Taking its cue from the gallery building's former history as home to the Museum of Mankind, this group show borrows the format of a Wunderkammer, or Cabinet of Curiosities. this predecessor to the modern museum has proven a somewhat favoured method of display in projects that aim to challenge the way things are ordered, from exhibitions centring on institutional critique, to the artistic flirtation with ethnography in the 1990s, to the current interest in cultural categorisations of the natural world.

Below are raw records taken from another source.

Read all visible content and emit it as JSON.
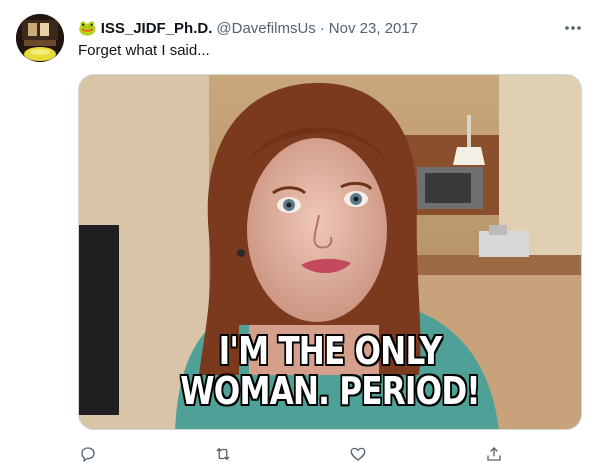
{
  "tweet": {
    "author": {
      "emoji": "🐸",
      "display_name": "ISS_JIDF_Ph.D.",
      "handle": "@DavefilmsUs",
      "separator": "·",
      "date": "Nov 23, 2017"
    },
    "text": "Forget what I said...",
    "media": {
      "caption_line1": "I'M THE ONLY",
      "caption_line2": "WOMAN. PERIOD!"
    },
    "actions": [
      "reply-icon",
      "retweet-icon",
      "like-icon",
      "share-icon"
    ]
  },
  "colors": {
    "text_primary": "#0f1419",
    "text_secondary": "#536471",
    "border": "#cfd9de",
    "icon": "#536471"
  }
}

As an exhibition, 'Mythologies' goes a long way to make connections between artists from disparate parts of the world; yet, the way in which something might 'look' exotic, or be framed as such, is not necessarily free of hangovers from colonialist discourse. Still, as a method within the show, this self-othering differs from an anthropological drive in the sense that it aims to both investigate and retain the mystery of the self and world. As such, it recalls the multiple meanings of the 'wonder' of the Wunderkammer, with the term 'to wonder' meaning both 'to speculate' and 'to marvel', to question and to be in awe. The works of Heather & Ivan Morison, both their slide-animation and sound installation Dark Star, 2007, and their two large kite sculptures, Kind, Wise and Loving, 2008, and The Opposite of All Those Things, 2008, exemplify this tension elegantly. In all three works we encounter elements that appear as if they were autonomous life-forms: manmade constructions which regardless of their artificiality seem as if they have entered the world by their own force, and have simply been observed or picked from nature and placed in the gallery.